Wielu z nas ma to niezwykłe szczęście, iż czas świąteczny może przeżywać w rodzinnym gronie. Warto to docenić. Niestety, nie wszędzie Boże Narodzenie kojarzy się z czasem radości i spokoju. Na świecie wciąż wiele jest miejsc, gdzie wojny i przemoc są smutną codziennością. O takich właśnie „punktach zapalnych” postanowiono przypomnieć w Centrum Duszpasterstwa Młodzieży przy kościele Świętego Ducha w Lublinie.

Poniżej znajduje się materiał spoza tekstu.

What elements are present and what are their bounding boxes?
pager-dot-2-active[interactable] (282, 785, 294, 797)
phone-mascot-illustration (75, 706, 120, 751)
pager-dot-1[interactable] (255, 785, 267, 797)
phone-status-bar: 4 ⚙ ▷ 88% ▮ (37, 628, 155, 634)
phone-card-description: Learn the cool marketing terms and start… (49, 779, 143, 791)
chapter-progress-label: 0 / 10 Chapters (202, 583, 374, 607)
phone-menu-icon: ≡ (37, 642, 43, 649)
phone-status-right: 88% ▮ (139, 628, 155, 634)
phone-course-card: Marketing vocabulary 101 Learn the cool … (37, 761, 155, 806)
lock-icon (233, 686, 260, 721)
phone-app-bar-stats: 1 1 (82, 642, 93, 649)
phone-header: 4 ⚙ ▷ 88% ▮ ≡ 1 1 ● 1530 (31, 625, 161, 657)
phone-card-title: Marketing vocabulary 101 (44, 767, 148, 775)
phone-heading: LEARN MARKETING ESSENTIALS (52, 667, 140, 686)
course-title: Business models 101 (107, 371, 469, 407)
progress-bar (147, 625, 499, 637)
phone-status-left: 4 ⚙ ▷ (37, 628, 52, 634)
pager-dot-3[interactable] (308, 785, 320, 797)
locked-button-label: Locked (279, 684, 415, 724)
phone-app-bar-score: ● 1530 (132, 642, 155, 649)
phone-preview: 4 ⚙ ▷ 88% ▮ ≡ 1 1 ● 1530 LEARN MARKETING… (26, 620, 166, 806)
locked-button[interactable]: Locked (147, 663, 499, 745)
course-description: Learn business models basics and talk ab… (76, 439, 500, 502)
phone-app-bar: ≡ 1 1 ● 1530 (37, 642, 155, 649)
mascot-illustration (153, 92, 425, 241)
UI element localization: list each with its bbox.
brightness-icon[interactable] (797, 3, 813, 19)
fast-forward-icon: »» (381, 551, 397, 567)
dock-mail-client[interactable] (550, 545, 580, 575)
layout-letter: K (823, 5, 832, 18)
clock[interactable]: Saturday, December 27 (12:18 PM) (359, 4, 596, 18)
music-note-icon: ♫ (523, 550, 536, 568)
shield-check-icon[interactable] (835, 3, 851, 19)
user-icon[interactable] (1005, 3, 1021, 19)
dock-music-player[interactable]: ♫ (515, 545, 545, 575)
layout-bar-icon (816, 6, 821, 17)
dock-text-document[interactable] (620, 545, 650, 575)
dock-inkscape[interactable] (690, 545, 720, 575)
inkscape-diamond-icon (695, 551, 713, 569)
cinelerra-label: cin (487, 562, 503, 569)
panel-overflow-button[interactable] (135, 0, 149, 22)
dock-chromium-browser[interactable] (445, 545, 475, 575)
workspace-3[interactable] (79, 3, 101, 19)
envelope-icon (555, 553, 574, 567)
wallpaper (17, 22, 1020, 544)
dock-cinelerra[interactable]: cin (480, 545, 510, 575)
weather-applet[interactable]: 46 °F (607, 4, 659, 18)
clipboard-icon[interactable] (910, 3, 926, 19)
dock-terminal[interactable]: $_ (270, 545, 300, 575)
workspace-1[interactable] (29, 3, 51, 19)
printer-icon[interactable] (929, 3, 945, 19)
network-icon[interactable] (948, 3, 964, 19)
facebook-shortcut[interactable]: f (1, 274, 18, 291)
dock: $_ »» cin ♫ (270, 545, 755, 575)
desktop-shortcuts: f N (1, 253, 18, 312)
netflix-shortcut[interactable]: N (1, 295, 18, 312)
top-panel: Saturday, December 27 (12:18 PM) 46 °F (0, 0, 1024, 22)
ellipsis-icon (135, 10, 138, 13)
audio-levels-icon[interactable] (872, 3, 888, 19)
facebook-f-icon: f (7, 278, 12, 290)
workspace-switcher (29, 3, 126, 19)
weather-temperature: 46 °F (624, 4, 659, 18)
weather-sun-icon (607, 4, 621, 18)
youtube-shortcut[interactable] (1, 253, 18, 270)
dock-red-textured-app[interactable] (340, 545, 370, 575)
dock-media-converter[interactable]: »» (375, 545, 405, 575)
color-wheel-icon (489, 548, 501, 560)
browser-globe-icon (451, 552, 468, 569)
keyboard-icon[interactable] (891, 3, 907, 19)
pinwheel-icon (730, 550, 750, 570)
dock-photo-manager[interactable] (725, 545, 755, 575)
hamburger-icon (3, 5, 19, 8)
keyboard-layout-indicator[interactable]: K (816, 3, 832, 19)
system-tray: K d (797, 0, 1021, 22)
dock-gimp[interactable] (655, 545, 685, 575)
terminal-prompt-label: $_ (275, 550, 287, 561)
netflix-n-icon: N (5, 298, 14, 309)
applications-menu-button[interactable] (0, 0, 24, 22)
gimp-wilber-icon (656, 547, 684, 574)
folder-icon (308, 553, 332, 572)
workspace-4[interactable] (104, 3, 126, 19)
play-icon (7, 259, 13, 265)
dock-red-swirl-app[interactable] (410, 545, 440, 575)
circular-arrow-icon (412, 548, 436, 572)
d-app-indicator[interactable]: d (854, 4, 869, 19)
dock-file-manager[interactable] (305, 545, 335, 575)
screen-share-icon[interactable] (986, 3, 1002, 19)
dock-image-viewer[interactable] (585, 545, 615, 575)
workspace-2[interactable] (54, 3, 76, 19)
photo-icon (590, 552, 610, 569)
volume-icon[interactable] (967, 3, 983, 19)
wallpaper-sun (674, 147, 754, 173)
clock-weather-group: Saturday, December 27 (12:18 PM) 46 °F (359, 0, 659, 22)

Przez cały Adwent, na mapie świata codziennie zapalane są świece w tych miejscach gdzie trwał bądź trwa nadal jakiś konflikt. Pomysłowi patronuje hasło: „Nazwano Go Księciem Pokoju”. Określenie to jest jednym z imion samego Chrystusa, dobrze oddającym atmosferę grudniowych świąt. W sam raz, według organizatorów, pasuje przy tym do modlitwy o pokój. Do tej pory adwentowej modlitwie towarzyszył wieniec. Tym razem pomysł zmodyfikowano, zapalając świecę w tym miejscu mapy świata, gdzie o pokój jest bardzo trudno.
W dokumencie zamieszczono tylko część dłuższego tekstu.